Le deuxième phénomène qui risque de déséquilibrer la démocratie est alimenté par la tendance à s’affranchir des contraintes financières dans la prise de décision sociale par exemple ou dans la gestion des choix budgétaires. Le débat actuel sur les retraites a permis de souligner qu’il y avait des syndicats responsables et co-gérants du modèle social qui étaient prêts à ne pas prendre en compte la dimension financière. D’où le refus par beaucoup de syndicats de prendre de mesures budgétaires pour stabiliser définitivement la situation des régimes de retraites. 

Qu’il y ait débat sur les modalités du financement entre les cotisations, les retraites et l'âge de départ, c’est une évidence. Mais que les principaux partenaires sociaux s’opposent à toute mesure de rééquilibrage ou d’ajustement préalable à la réforme ne paraît pas responsable. Que les groupes de pression défendent leurs intérêts est évidemment légitime, mais qu'ils en arrivent à considérer que le rééquilibrage n’a aucune importance paraît très dangereux. 

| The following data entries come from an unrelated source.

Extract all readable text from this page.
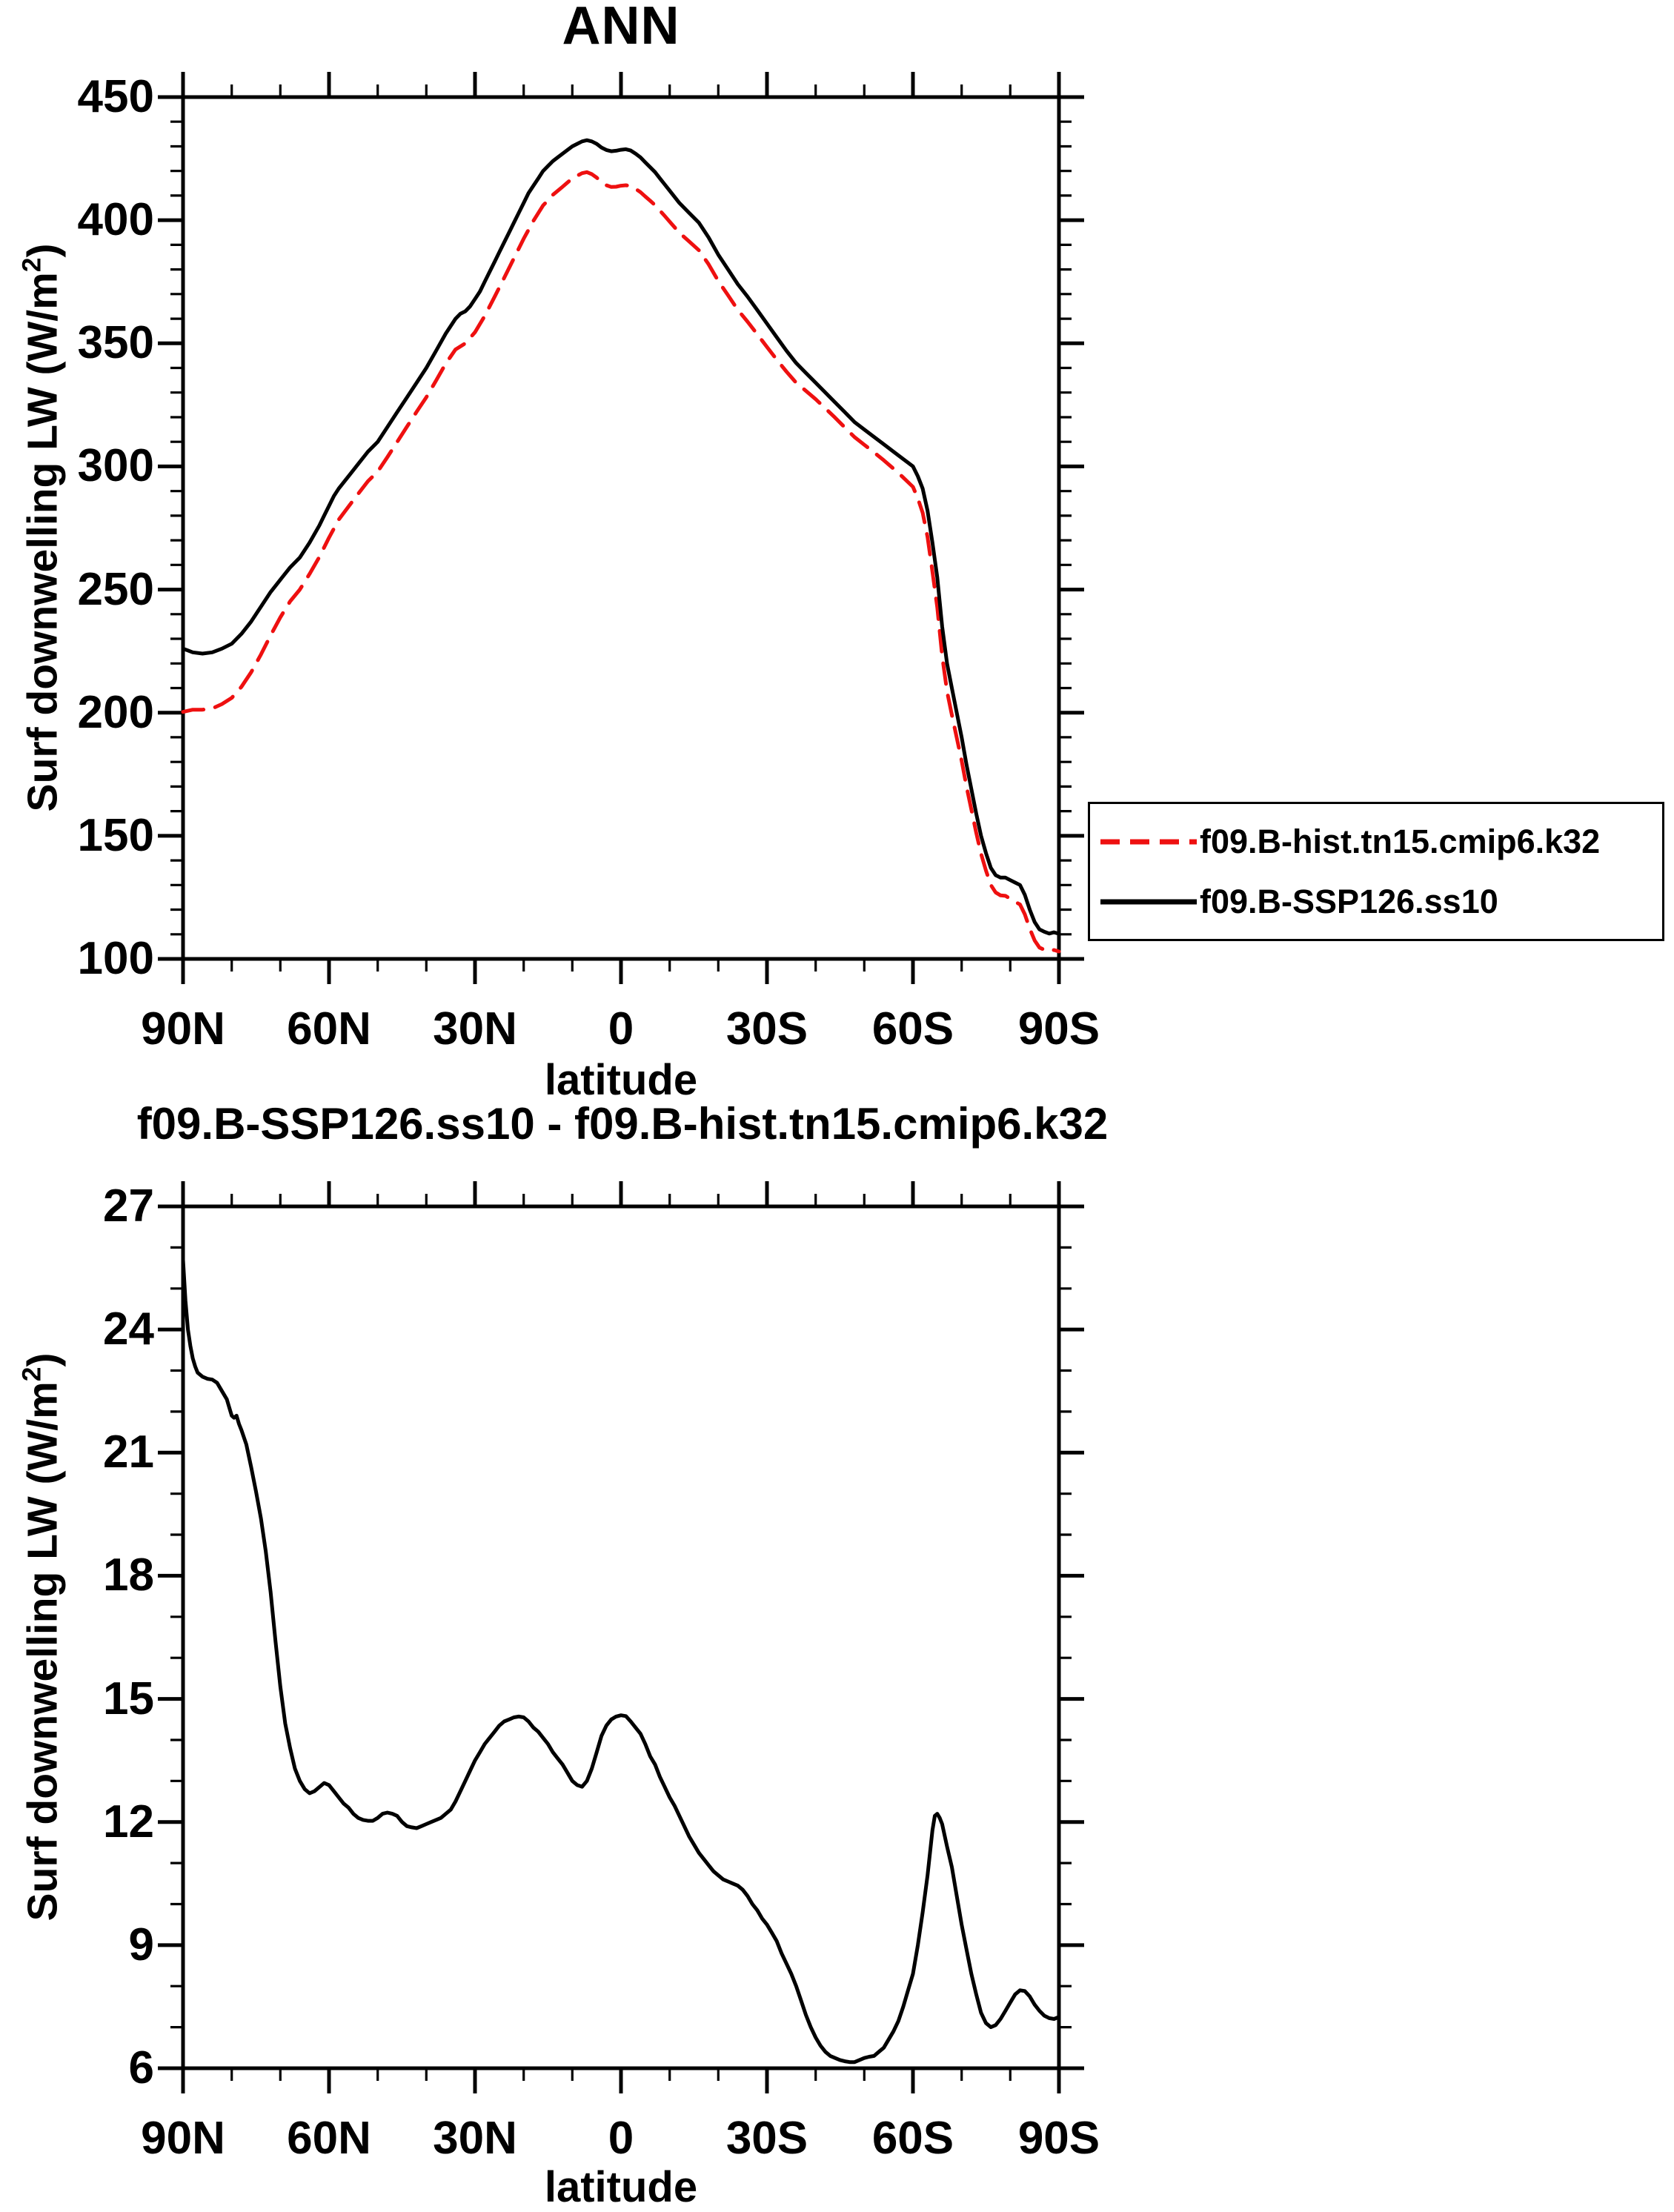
ANN
Surf downwelling LW $(W/m^2)$
latitude
f09.B-SSP126.ss10 - f09.B-hist.tn15.cmip6.k32
Surf downwelling LW $(W/m^2)$
latitude
f09.B-hist.tn15.cmip6.k32
f09.B-SSP126.ss10
450
400
350
300
250
200
150
100
90N	60N	30N	0	30S	60S	90S
27
24
21
18
15
12
9
6
90N	60N	30N	0	30S	60S	90S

Cette situation ne se limite pas seulement à la question des retraites. On la retrouve à tous les niveaux de la gestion de l’argent public, budget et affaires sociales. 

Tout se passe comme si l’État pouvait s’affranchir de la contrainte financière et ignorer qu‘il existe des murs de réalité qu'on ne peut guère franchir sans prendre le risque de céder un peu de liberté. 

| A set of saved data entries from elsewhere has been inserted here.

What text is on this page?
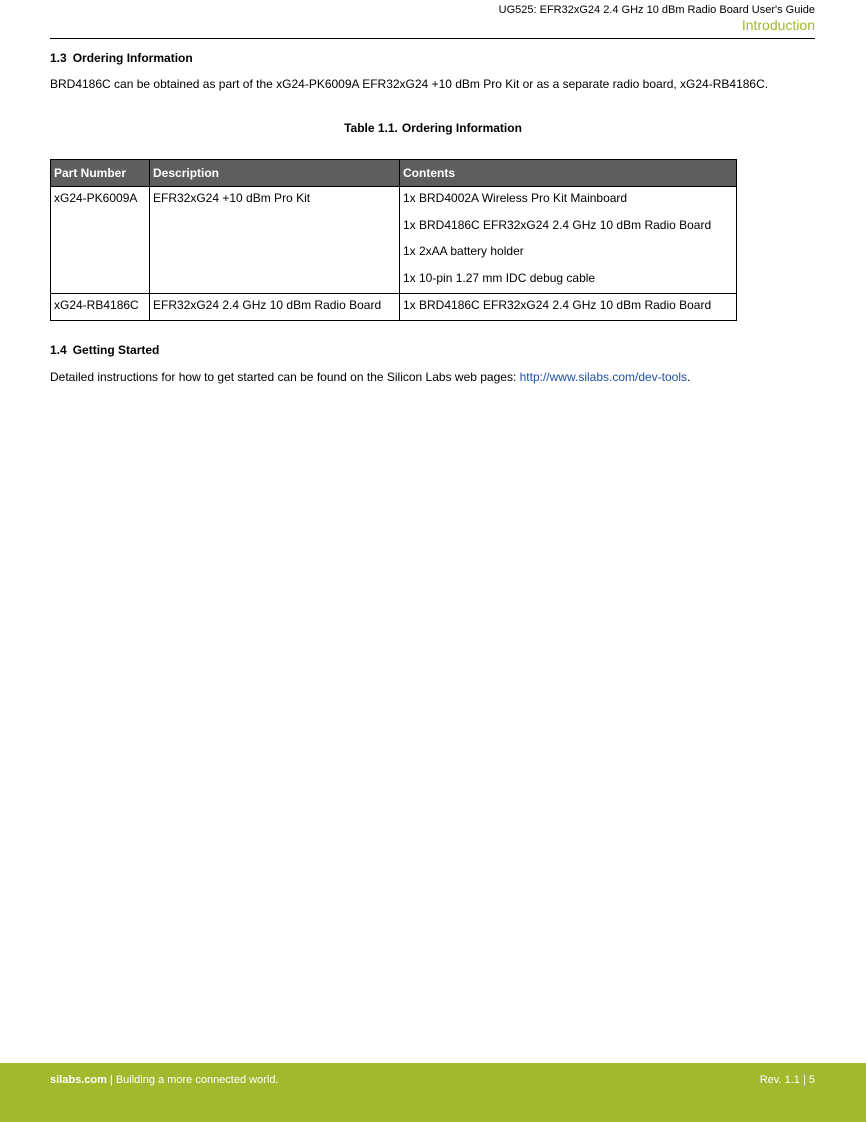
UG525: EFR32xG24 2.4 GHz 10 dBm Radio Board User's Guide
Introduction
1.3 Ordering Information

BRD4186C can be obtained as part of the xG24-PK6009A EFR32xG24 +10 dBm Pro Kit or as a separate radio board, xG24-RB4186C.

Table 1.1. Ordering Information
Part Number	Description	Contents

xG24-PK6009A	EFR32xG24 +10 dBm Pro Kit	1x BRD4002A Wireless Pro Kit Mainboard
1x BRD4186C EFR32xG24 2.4 GHz 10 dBm Radio Board
1x 2xAA battery holder
1x 10-pin 1.27 mm IDC debug cable

xG24-RB4186C	EFR32xG24 2.4 GHz 10 dBm Radio Board	1x BRD4186C EFR32xG24 2.4 GHz 10 dBm Radio Board
1.4 Getting Started

Detailed instructions for how to get started can be found on the Silicon Labs web pages: http://www.silabs.com/dev-tools.

silabs.com | Building a more connected world.	Rev. 1.1 | 5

Le refus de prendre en compte l’équilibre des coûts et des recettes est en général justifié par des arguments techniques assez convaincants : la baisse des taux d’intérêt, l’espérance d’une croissance future etc... 

Il s’explique surtout par le refus de prendre parti dans le débat budgétaire qui est pourtant au cœur du débat politique. 

Les partenaires sociaux seraient d’autant plus crédibles et d’autant plus forts s’ils prenaient leur part de responsabilité au niveau de la gestion financière. Or beaucoup ont baissé les bras en laissant à l’Etat le soin de trouver des ressources. Ils ont du coup abandonné une composante de la gestion paritaire à l'Etat. Dans l’assurance chômage, l’assurance maladie et la santé, aujourd’hui la retraite. Mais parallèlement, les partenaires sociaux revendiquent l’exclusivité de la construction du droit social. 

Le pouvoir politique, investi de cette légitimité politique que donne l’élection, est donc contesté dans son rôle de fabricant du droit de vivre ensemble, mais il est surinvesti dans la mission de chercher les ressources fiscales ou parafiscales pour payer la facture du droit social.

Aucun pouvoir politique démocratique ne peut accepter une telle situation qui le met en danger quotidiennement. 

Emmanuel Macron a raison de rappeler « quelle est sa raison d’être », parce que son vrai et seul rôle est de rendre le modèle français plus performant pour le plus grand nombre et pas de protéger la situation de ceux qui renoncent à s’adapter à cette évolution parce qu‘ils en ont peur et qui pourtant font beaucoup de bruit.